Ovale Kumquat

Klein, aber fein

Kumquatbäumchen sind nicht gerade riesig, und auch ihre Früchte sind klein. Doch die Ernte lohnt, zumal sie mit Schale und Kernen gegessen werden. Das Fruchtfleisch variiert zwischen süß und sauer, die Kerne schmecken leicht bitter, die Schale süß bis herb – es sind kleine Aromawunder!

Woher stammt der Name „Ovale Kumquat“?

Aus dem Kantonesischen. Die Schriftzeichen sparen wir uns an dieser Stelle, ausgesprochen werden sie in etwa „gām-gwāt“, was für europäische Ohren zu „Kumquat“ wurde. Wörtlich übersetzt heißt der Pflanzenname „Goldene Orange“.

Botaniker nennen die Ovale Kumquat „Fortunella margarita“. Der Gattungsname ehrt den Schotten ›Robert Fortune. Über dessen Beruf gibt es unterschiedliche Ansichten. Manches Lexikon beschreibt ihn als „Botaniker und Forschungsreisenden“, andere Publikationen nennen ihn einen „Gärtner und Pflanzenjäger“. Gesichert ist seine Berufung: Pflanzen entdecken. Vier Expeditionen unternahm er in den 1840er Jahren nach Ostasien. Englische Geschichtsbücher feiern ihn als Abenteurer, der die Teepflanze aus China in die britische Kolonie Indien einführte. Chinesische Geschichtsbücher beschreiben ihn als Wirtschaftskriminellen, der den Chinesen die Teepflanze raubte und sie ins Ausland schmuggelte. 1846 brachte er die erste Kumquat nach Europa. Der Artname „margarita“ bedeutet „Perle“, was sich auf die geringe Größe und den gleichzeitig hohen (kulinarischen) Wert der Ovalen Kumquat bezieht.

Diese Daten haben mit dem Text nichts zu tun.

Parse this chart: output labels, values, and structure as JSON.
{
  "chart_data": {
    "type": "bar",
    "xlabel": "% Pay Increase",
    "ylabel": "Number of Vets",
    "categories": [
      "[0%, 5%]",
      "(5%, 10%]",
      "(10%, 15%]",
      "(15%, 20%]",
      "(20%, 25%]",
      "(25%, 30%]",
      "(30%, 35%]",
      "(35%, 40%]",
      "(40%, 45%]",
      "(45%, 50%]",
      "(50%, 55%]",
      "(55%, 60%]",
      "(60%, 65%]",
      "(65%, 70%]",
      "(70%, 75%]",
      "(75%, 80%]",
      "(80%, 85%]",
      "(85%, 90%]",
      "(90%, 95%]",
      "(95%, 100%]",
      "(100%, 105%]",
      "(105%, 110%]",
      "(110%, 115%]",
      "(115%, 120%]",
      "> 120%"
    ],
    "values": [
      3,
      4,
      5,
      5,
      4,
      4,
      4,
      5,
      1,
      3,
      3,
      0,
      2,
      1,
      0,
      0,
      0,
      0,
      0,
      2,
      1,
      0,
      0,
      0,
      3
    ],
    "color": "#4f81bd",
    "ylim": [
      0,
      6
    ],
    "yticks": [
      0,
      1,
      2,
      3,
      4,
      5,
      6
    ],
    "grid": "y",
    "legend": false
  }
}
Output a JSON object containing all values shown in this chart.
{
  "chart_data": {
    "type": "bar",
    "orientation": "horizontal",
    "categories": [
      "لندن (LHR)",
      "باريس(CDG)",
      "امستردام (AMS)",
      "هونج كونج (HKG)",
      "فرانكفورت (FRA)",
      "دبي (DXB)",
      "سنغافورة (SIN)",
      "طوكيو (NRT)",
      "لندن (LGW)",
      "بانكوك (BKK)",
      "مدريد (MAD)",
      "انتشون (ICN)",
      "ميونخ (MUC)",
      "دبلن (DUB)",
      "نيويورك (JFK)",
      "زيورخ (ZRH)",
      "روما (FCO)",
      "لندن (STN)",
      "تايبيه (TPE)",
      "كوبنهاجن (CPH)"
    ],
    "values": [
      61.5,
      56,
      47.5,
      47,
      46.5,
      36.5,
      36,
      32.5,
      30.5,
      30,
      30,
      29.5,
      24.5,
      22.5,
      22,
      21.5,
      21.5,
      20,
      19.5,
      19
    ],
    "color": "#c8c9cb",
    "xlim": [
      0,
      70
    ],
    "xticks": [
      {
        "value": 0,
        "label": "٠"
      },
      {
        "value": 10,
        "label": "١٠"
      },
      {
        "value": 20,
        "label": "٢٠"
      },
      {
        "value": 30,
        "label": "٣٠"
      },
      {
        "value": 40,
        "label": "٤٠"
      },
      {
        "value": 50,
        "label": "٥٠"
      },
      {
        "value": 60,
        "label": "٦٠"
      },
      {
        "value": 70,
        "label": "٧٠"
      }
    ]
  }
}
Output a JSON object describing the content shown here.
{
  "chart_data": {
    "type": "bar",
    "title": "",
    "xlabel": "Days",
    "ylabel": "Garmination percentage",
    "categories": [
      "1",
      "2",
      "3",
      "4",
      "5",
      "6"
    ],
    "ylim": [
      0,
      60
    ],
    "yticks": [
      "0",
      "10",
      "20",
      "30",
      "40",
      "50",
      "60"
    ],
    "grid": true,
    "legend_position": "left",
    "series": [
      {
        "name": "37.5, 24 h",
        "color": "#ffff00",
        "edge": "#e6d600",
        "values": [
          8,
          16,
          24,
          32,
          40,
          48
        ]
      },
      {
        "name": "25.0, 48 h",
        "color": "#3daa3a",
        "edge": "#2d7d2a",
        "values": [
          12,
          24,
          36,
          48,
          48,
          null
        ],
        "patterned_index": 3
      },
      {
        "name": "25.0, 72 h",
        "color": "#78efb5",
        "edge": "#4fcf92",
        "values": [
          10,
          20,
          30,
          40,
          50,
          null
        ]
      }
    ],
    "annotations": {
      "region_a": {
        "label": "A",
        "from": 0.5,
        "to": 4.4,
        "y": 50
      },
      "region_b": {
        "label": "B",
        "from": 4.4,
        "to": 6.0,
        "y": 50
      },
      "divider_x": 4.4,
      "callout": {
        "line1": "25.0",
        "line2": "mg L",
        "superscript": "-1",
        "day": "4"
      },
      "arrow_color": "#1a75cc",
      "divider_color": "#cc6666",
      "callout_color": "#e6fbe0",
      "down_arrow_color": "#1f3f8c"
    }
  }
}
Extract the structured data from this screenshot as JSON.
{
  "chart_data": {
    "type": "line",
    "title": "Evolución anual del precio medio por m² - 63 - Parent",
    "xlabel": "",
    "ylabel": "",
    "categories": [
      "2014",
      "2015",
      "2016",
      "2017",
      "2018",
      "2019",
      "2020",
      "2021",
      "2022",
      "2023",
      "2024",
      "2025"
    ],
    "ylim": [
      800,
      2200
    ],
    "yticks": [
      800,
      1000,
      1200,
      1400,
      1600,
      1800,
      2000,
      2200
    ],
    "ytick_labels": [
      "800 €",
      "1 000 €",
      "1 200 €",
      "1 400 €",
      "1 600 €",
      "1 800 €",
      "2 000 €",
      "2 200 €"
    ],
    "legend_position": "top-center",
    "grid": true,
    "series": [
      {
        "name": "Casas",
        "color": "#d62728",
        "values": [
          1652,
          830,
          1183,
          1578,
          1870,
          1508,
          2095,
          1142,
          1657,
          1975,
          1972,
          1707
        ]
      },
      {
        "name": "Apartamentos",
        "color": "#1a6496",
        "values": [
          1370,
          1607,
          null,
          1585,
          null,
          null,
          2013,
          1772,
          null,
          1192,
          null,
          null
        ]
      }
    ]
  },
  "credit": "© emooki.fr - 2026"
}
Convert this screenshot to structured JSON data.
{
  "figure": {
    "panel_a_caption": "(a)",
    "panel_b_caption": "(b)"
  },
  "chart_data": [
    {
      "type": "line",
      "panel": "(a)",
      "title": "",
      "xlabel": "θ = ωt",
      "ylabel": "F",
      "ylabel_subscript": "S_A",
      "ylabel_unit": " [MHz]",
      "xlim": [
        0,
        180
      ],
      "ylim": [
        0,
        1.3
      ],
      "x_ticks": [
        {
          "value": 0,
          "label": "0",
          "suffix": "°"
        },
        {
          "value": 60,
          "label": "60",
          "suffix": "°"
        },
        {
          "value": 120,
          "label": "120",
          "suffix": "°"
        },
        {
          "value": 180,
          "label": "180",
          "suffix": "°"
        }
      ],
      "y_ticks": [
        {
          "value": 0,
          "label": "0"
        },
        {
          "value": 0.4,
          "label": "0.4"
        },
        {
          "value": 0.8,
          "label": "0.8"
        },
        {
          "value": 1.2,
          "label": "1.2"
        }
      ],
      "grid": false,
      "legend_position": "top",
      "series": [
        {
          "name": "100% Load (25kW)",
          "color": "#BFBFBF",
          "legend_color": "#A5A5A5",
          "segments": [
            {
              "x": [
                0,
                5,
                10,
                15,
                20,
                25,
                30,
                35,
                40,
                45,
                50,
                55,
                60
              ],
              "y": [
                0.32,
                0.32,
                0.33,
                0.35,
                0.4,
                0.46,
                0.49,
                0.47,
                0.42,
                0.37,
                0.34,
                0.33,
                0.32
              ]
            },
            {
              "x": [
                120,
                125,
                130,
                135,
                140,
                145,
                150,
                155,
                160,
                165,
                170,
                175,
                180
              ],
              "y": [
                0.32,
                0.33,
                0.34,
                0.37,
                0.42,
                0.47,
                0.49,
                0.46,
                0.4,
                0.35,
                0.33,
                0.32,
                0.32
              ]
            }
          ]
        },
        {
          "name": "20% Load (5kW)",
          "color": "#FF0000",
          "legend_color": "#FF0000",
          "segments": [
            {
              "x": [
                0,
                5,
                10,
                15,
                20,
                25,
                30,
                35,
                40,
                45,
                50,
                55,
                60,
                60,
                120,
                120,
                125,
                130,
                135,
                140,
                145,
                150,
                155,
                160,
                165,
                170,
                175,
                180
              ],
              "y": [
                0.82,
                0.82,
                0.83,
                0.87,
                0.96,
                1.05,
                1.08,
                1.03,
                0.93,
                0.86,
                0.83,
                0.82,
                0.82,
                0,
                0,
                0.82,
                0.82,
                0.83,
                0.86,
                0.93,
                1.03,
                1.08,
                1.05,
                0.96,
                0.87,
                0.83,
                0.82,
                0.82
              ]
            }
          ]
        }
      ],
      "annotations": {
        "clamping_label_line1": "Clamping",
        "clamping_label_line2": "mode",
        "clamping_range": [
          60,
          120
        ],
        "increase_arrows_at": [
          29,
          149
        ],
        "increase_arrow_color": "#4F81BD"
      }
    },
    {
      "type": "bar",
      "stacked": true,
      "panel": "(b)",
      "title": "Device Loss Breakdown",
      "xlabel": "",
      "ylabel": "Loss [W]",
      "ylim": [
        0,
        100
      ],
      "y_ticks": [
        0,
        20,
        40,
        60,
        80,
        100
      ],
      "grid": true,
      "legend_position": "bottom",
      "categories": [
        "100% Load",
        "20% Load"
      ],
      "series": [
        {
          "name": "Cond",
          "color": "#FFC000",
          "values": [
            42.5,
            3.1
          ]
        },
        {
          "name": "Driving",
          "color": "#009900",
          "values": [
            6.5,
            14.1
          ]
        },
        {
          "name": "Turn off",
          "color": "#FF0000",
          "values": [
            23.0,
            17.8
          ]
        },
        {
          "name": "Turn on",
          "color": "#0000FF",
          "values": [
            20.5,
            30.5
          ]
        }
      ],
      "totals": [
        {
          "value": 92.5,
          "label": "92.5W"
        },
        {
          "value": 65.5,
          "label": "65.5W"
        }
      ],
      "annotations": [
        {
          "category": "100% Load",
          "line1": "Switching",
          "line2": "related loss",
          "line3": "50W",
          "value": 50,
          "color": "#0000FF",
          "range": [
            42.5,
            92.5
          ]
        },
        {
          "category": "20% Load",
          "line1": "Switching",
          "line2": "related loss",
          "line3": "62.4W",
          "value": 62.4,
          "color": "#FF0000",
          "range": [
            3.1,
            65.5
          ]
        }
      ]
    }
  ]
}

Woher stammt die Ovale Kumquat?

Aus Südostasien. Die älteste Beschreibung der Kumquat stammt aus dem 12. Jahrhundert aus China. Heute wird die Zitruspflanze kommerziell überall angebaut, wo es warm genug ist; Plantagen gibt es in den USA, in Afrika und sogar auf Korfu.

Wo finde ich eine Kumquat im Botanischen Garten Gütersloh?

Wessen Heimat in Südostasien liegt, der ist andere Temperaturen gewöhnt, als sie Ostwestfalen ganzjährig bieten kann. Auch wenn die Ovale Kumquat leichte Fröste übersteht, wintertags gehört sie ins Gewächshaus – das gilt auch für die drei Bäumchen im Botanischen Garten. Nach den Eisheiligen im Mai stellen die Stadtgärtner die Kübelpflanzen dann wieder im Mediterranen Garten auf.

Ovaler Kumquat

Wie pflanze ich eine Kumquat im eigenen Garten?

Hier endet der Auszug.